I remember the moment, a few months later, that I thought I might marry Bruce.

On a sweltering summer evening, we had a dinner reservation at a trendy downtown Orlando restaurant where the parking was terrible. Just as we pulled into a spot, a woman started knocking desperately on Bruce’s car window. Immediately, he rolled it down. Huffing and puffing, the sweaty woman choked out that she was having an asthma attack and needed to get home to her oxygen. But she had missed the bus, and it would be another hour until the next one came. “No one will take me,” she gasped out.

Without any hesitation, Bruce told her to get into the back seat, and off we went, following her spare directions into the heart of the poorest neighborhood in town. Within 10 minutes, we had her to her door. Ten easy minutes that no one else had been willing to take.
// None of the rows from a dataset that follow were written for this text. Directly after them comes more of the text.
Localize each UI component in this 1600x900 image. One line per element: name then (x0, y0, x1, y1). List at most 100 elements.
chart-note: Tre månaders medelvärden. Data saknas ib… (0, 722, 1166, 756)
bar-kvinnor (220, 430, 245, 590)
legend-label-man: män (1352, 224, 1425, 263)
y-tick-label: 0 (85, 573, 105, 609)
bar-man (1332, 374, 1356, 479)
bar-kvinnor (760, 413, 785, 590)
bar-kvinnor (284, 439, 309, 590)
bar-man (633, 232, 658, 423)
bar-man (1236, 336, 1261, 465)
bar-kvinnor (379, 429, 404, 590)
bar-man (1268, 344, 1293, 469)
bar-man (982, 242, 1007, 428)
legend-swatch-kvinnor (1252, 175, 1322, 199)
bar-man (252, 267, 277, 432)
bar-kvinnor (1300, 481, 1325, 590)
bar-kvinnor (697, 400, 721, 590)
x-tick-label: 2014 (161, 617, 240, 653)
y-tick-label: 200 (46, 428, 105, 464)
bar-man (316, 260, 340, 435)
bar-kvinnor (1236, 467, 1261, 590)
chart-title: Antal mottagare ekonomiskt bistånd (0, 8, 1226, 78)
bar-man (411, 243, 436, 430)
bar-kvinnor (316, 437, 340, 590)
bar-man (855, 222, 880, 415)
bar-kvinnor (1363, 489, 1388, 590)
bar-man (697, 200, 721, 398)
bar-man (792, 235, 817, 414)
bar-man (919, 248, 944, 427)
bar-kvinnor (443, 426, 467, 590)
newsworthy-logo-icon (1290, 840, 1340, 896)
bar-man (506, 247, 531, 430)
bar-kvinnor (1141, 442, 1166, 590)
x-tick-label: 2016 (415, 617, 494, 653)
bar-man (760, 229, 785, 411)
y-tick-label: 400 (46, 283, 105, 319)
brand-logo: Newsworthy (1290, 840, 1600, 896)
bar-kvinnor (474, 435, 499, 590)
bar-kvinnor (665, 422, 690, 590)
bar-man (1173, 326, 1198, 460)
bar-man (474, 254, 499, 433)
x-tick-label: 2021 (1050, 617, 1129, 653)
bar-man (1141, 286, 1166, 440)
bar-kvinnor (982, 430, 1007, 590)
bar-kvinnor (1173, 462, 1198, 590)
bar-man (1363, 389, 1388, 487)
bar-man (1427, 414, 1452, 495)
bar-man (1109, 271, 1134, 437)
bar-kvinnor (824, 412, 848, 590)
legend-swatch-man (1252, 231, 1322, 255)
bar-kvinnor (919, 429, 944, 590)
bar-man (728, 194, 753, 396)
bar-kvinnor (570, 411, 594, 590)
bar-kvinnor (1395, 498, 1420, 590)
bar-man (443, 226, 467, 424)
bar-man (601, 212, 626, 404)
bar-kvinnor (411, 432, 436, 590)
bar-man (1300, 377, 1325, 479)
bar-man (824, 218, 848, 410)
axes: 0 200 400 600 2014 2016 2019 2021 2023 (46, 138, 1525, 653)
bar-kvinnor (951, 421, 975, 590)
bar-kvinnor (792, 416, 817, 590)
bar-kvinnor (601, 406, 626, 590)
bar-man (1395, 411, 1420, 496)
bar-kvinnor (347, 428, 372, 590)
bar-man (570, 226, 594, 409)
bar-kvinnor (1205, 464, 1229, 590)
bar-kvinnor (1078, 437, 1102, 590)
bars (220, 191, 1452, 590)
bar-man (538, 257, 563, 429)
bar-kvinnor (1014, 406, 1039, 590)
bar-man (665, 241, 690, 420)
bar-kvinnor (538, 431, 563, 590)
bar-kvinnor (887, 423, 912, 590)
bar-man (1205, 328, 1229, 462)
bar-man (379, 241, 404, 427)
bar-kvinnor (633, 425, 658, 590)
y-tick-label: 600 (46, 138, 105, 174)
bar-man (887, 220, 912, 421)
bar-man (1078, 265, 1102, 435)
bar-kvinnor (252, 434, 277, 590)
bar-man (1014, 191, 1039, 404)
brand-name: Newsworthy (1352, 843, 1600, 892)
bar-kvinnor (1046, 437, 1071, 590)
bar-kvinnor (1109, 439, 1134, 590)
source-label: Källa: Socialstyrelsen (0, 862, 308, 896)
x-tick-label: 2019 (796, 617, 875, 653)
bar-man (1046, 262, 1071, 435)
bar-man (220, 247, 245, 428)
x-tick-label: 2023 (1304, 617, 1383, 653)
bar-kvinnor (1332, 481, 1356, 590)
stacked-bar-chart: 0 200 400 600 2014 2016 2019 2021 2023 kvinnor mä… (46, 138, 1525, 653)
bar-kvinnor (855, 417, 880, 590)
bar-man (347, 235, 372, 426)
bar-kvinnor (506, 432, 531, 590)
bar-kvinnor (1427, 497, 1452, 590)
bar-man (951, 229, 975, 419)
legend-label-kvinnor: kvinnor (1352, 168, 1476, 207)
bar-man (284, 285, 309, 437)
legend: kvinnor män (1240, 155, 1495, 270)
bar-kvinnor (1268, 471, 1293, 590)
Something I think of as mature love rose immediately through me that evening. I knew that Bruce was someone I could trust to do well by me and by the world we share. It’s not the love of 20-year-olds, or even of 25-year-olds, and I know that, strong as it felt, it might not have worked out for us. Although the statistics show a rising average age of marriage, they also show that more and more people never marry at all, by either choice or default. And Bruce had never lived with even one cat, after all.

I could just as easily have stayed single my entire life, and I never want to give false hopes to those who remain single and wish they weren’t. Let me say, though, that romantic love can happen at any age.

And I never want to make any single person feel as though the loves of their lives—their children from former relationships, their nieces and nephews, their family and friends, their pets–aren’t just as important as my love for my husband. They are. Maybe because I stayed single for so long, I know this as deeply as they do and value my friends, birth family, and pets intensely.

In February, this month of red hearts and sentimental expectations, let’s just say that any true love—and I mean the real thing—is good. Whatever its age, whatever its form, love is love.